The Next Big Thing in Mycology:
How You Can Play Your Role
Despite over 200 years of mycological progress, few regions have up-to-date surveys of the macrofungi (mushrooms) that occur in their area. This is especially true for surveys that are broadly supported by genetic data. Knowing a.) what species exist and b.) the range of these species is foundational knowledge that can inhibit many other lines in inquiry if the data is incomplete or inaccurate. The North American Mycoflora Project is looking to significantly enhance our knowledge of North American mushrooms by producing a comprehensive survey of macrofungi across the continent. Since registration was announced in January 2018, over 70 individual projects have signed on to begin documenting, vouchering, and sequencing the DNA of local macrofungal specimens in this new coordinated effort. Stephen Russell will discuss how you can make an impact on the success of this continent-wide effort.

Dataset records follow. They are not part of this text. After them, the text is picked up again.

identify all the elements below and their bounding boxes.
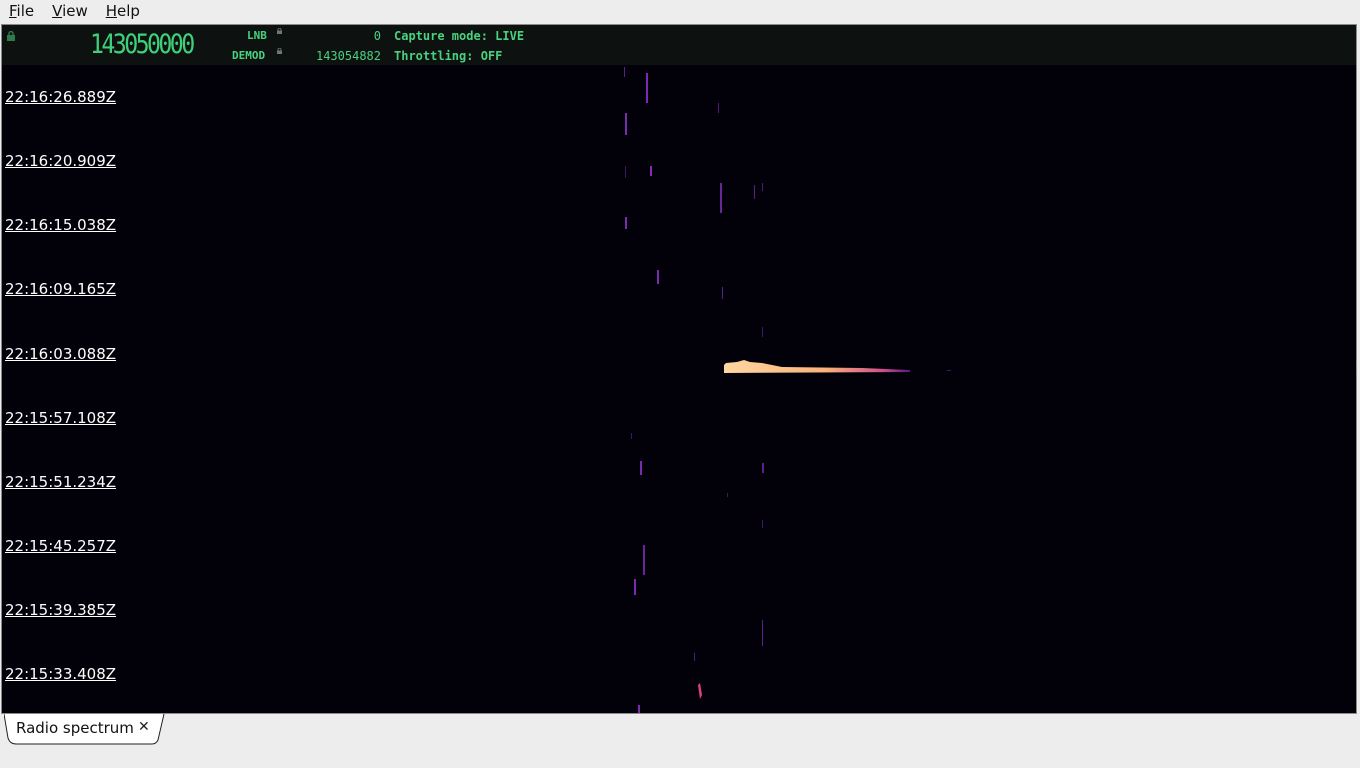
signal-trace-faint <box>625 166 626 178</box>
signal-trace-hot <box>698 683 702 699</box>
signal-trace-faint <box>727 493 728 497</box>
frequency-info-bar: 143050000 LNB 0 DEMOD 143054882 Capture … <box>2 25 1356 65</box>
signal-trace-faint <box>762 520 763 528</box>
tab-bar: Radio spectrum ✕ <box>0 714 1360 768</box>
capture-mode-status: Capture mode: LIVE <box>394 29 525 43</box>
panel-resize-handle[interactable] <box>1356 360 1360 374</box>
signal-trace-faint <box>657 270 659 284</box>
signal-trace-faint <box>634 579 636 595</box>
signal-trace-faint <box>720 183 722 213</box>
signal-trace-faint <box>631 433 632 439</box>
signal-trace-faint <box>650 166 652 176</box>
spectrum-panel: 143050000 LNB 0 DEMOD 143054882 Capture … <box>1 24 1357 714</box>
signal-trace-faint <box>947 370 951 371</box>
lnb-lock-icon[interactable] <box>277 28 282 34</box>
signal-burst <box>724 360 910 373</box>
signal-trace-faint <box>625 113 627 135</box>
menu-view[interactable]: View <box>43 0 97 22</box>
signal-trace-faint <box>722 287 723 299</box>
lock-icon[interactable] <box>6 31 16 41</box>
close-icon[interactable]: ✕ <box>138 719 150 735</box>
signal-trace-faint <box>694 653 695 661</box>
throttling-status: Throttling: OFF <box>394 49 503 63</box>
lnb-label: LNB <box>247 29 267 42</box>
signal-trace-faint <box>762 620 763 646</box>
signal-trace-faint <box>625 217 627 229</box>
menu-help[interactable]: Help <box>97 0 149 22</box>
signal-traces <box>624 67 951 713</box>
demod-lock-icon[interactable] <box>277 48 282 54</box>
signal-trace-faint <box>640 461 642 475</box>
signal-trace-faint <box>624 67 625 77</box>
menu-file[interactable]: File <box>0 0 43 22</box>
signal-trace-faint <box>646 73 648 103</box>
signal-trace-faint <box>762 183 763 191</box>
main-frequency-display[interactable]: 143050000 <box>90 29 195 60</box>
signal-trace-faint <box>762 327 763 337</box>
signal-trace-faint <box>762 463 764 473</box>
waterfall-display[interactable]: 22:16:26.889Z 22:16:20.909Z 22:16:15.038… <box>2 65 1356 713</box>
demod-label: DEMOD <box>232 49 266 62</box>
signal-trace-faint <box>718 103 719 113</box>
demod-value[interactable]: 143054882 <box>292 49 381 63</box>
signal-trace-faint <box>638 705 640 713</box>
menu-bar: File View Help <box>0 0 1360 22</box>
signal-trace-faint <box>754 185 755 199</box>
lnb-value[interactable]: 0 <box>302 29 381 43</box>
signal-trace-faint <box>643 545 645 575</box>
tab-label: Radio spectrum <box>16 719 134 737</box>
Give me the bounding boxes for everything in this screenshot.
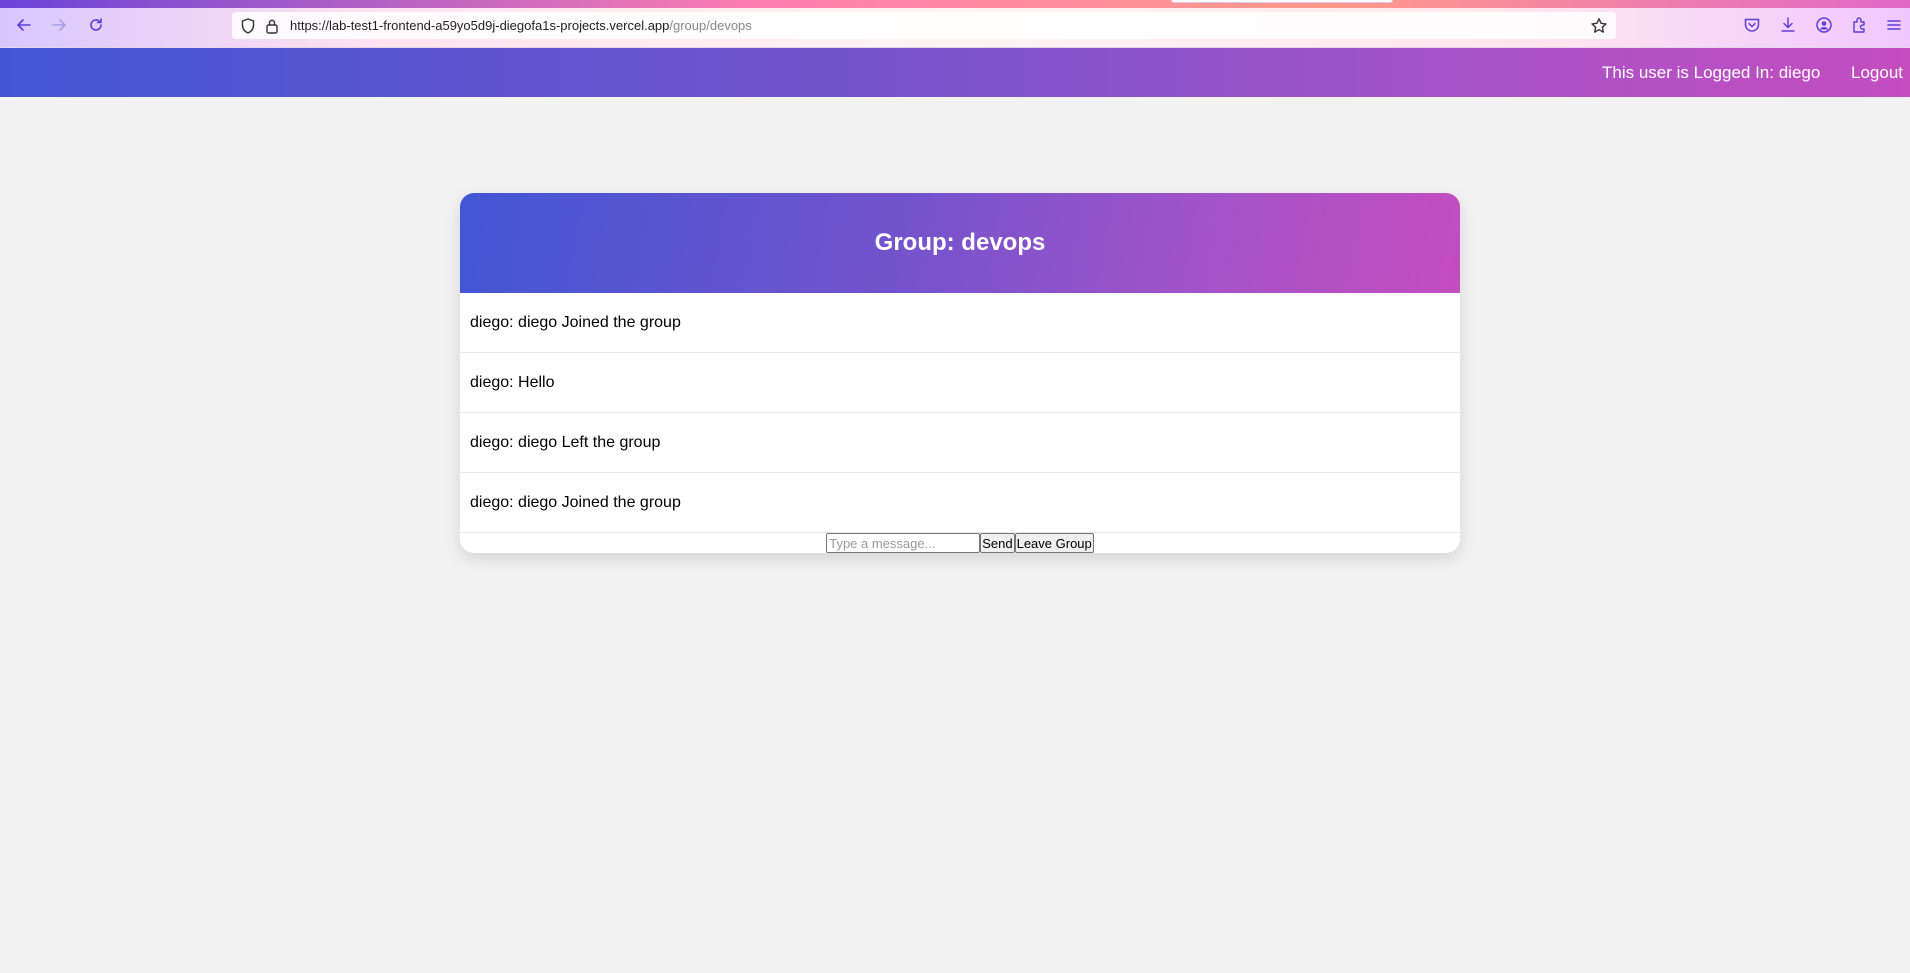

Learn how to effectively collect, organize, and sample mushrooms for DNA research.
About the Teacher
Stephen Russell is a Ph.D. student at Purdue University in West Lafayette, Indiana, where he explores the biodiversity and ecology of macrofungi (mushrooms). His interest in mushrooms began with applied mycology, particularly mushroom cultivation, and is the author of The Essential Guide to Cultivating Mushrooms. He was the founder of the Hoosier Mushroom Society (www.hoosiermushrooms.org) in 2009, and still serves as the President. He is also a coordinator of the North American Mycoflora Project (www.mycoflora.org) – an organization dedicated to surveying all the macrofungi of North America – particularly through engaging citizen scientists. His current academic work focuses on creating a DNA-based mycoflora of Indiana.